Sunday, August 22, 2010

floods

it's somewhat odd, being so close to so many people in need, and it hardly affects me at all. i haven't the slightest idea what i could do. and my friends are getting themselves ready to fly halfway around the world to help. it's like fate is determined to crush my idealism. why have i spent the past 10 years of my life doing this? i haven't done a fucking thing worth telling my children about one day.

things around here are still churning along at the normal pace. even the slight changes that have happened hardly affect me at all. we have a cool mission, but while what i do is necessary for the proper functioning of the unit, i'm hardly part of the operations.

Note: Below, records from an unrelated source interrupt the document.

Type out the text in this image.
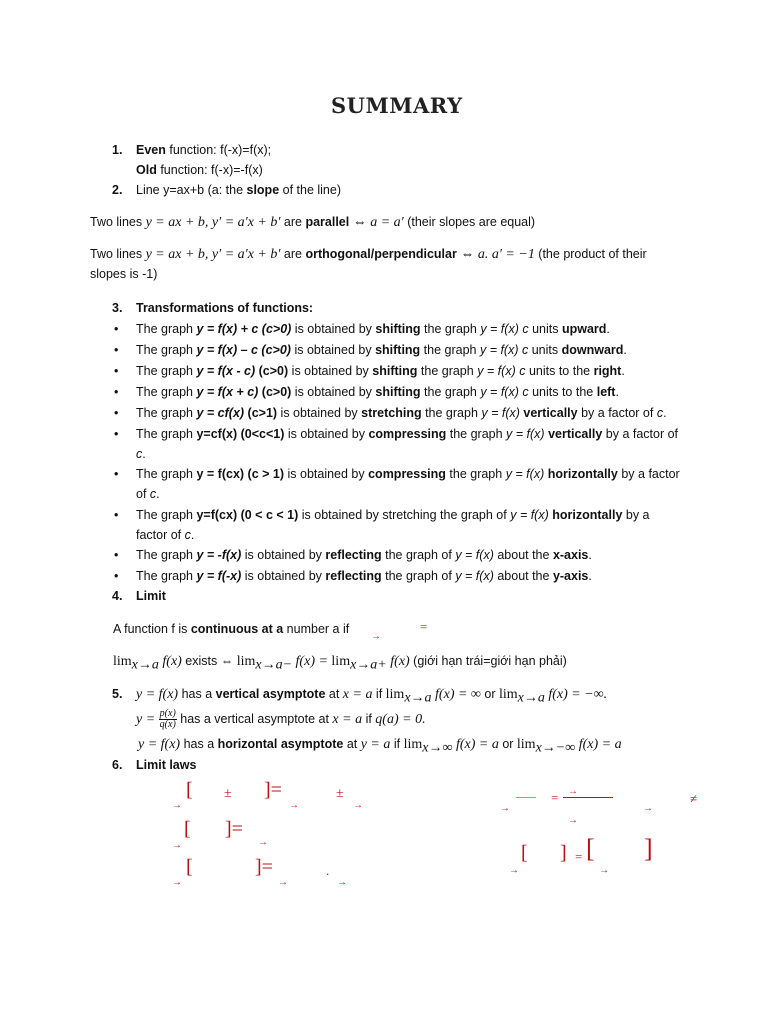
SUMMARY
1. Even function: f(-x)=f(x);
Old function: f(-x)=-f(x)
2. Line y=ax+b (a: the slope of the line)
Two lines y = ax + b, y′ = a′x + b′ are parallel ⇔ a = a′ (their slopes are equal)
Two lines y = ax + b, y′ = a′x + b′ are orthogonal/perpendicular ⇔ a. a′ = −1 (the product of their
slopes is -1)
3. Transformations of functions:
• The graph y = f(x) + c (c>0) is obtained by shifting the graph y = f(x) c units upward.
• The graph y = f(x) – c (c>0) is obtained by shifting the graph y = f(x) c units downward.
• The graph y = f(x - c) (c>0) is obtained by shifting the graph y = f(x) c units to the right.
• The graph y = f(x + c) (c>0) is obtained by shifting the graph y = f(x) c units to the left.
• The graph y = cf(x) (c>1) is obtained by stretching the graph y = f(x) vertically by a factor of c.
• The graph y=cf(x) (0<c<1) is obtained by compressing the graph y = f(x) vertically by a factor of
c.
• The graph y = f(cx) (c > 1) is obtained by compressing the graph y = f(x) horizontally by a factor
of c.
• The graph y=f(cx) (0 < c < 1) is obtained by stretching the graph of y = f(x) horizontally by a
factor of c.
• The graph y = -f(x) is obtained by reflecting the graph of y = f(x) about the x-axis.
• The graph y = f(-x) is obtained by reflecting the graph of y = f(x) about the y-axis.
4. Limit
A function f is continuous at a number a if
→
=
$\lim_{x\to a} f(x)$ exists ⇔ $\lim_{x\to a-} f(x) = \lim_{x\to a+} f(x)$ (giới hạn trái=giới hạn phải)
5. y = f(x) has a vertical asymptote at x = a if $\lim_{x\to a} f(x)$ = ∞ or $\lim_{x\to a} f(x)$ = −∞.
$y = \frac{p(x)}{q(x)}$ has a vertical asymptote at x = a if q(a) = 0.
y = f(x) has a horizontal asymptote at y = a if $\lim_{x\to\infty} f(x) = a$ or $\lim_{x\to-\infty} f(x) = a$
6. Limit laws
→
[ ± ]=
→
±
→	→
—— = →
→
→
≠
→
[ ]=
→
→
[	]=
→
.
→
→
[ ] = [
→
]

i've been talking to a few people lately that i haven't talked to in years. i don't really have much of an answer for what i've been up to all this time. it's weird. 5 years of my life have slipped by and i've barely noticed. i haven't really traveled. i haven't deployed. i haven't gone on any adventures, save a few this year.

i have no idea what's next. all i know is that i have 3 more years. 3 years. 1 year of this infuriatingly bureaucratic job. 2 more years of who knows what. i'm not even going to try to plan this one out. it's never worked out before, why would it now?

at least i have an awesome dog. and that's all i need.

listening to.... pantera - floods

maybe my dad was right about this kinda music.... or maybe i should pick another day than sunday night to post.